Automated creation of a new Versioned Dataset provides some conventions for where to situate triggers that csv2rdf4lod-automation can recognize to automate the reconstruction of a dataset. In DataFAQs, an "epoch.ttl" file sits at the root to specify what evaluations should be performed. This aligns with choosing "faqt-brick
" as the version identifier above, resulting in its placement at data/source/us/how-o-is-lod/version/faqt-brick/epoch.ttl.

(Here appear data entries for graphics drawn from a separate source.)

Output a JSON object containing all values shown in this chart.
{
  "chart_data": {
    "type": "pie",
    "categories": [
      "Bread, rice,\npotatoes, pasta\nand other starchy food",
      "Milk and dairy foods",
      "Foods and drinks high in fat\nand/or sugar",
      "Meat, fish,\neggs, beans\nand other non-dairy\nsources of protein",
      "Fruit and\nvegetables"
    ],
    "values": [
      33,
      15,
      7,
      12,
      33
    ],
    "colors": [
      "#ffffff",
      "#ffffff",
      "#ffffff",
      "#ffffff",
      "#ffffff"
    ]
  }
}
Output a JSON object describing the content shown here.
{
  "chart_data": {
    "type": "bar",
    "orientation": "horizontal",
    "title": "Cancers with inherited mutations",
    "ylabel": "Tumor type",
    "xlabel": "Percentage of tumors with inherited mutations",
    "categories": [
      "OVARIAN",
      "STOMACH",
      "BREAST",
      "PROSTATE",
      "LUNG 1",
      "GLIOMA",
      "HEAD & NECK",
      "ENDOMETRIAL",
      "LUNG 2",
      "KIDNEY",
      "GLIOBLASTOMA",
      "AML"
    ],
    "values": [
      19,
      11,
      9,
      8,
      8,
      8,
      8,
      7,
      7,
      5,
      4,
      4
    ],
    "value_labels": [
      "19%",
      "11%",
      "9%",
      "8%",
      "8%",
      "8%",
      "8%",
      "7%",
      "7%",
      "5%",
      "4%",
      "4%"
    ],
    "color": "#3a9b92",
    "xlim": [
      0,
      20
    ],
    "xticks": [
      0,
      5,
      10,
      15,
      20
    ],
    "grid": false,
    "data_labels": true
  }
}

As we mentioned before, DataFAQs' epochs are spread throughout the faqt-brick directory root. So, it does not provide a direct way to "package" up each evaluation run "version". If we want to expose a single FAqT Brick epoch as a csv2rdf4lod version, we will need a widget to walk the faqt-brick and output a "one-click" into the csv2rdf4lod convention of data/source/us/how-o-is-lod/version/2013-Jun-15/publish/us-how-o-is-lod-2013-Jun-15.ttl.gz
(assuming epoch->version "2013-Jun-15"; also, note the new directory version/2013-Jun-15
). This might be as easy as building the right unix find command and feeding the file paths to aggregate-source-rdf.sh (we've implemented this with df-publish-epoch-via-cr.sh).
To find all RDF that is POSTed to the FAqT services in a given epoch:
find __PIVOT_epoch/2013-06-12/__PIVOT_dataset -name post.nt.rdf
Creating a version directory (mkdir -p ../2013-06-12/publish
) and piping this list to xargs -n 1 rdf2nt.sh >> ../publish/2013-06-12/publish/posted.nt
will situate the aggregation into a csv2rdf4lod-automation publishing convention.
To find all RDF that is returned by the FAqT services in a given epoch:
find __PIVOT_faqt -name evaluation.rdf | grep __PIVOT_epoch/2013-06-12
Creating a version directory (mkdir -p ../2013-06-12/publish
) and piping this list to xargs -n 1 rdf2nt.sh >> ../publish/2013-06-12/publish/evaluations.nt
will situate the aggregation into a csv2rdf4lod-automation publishing convention.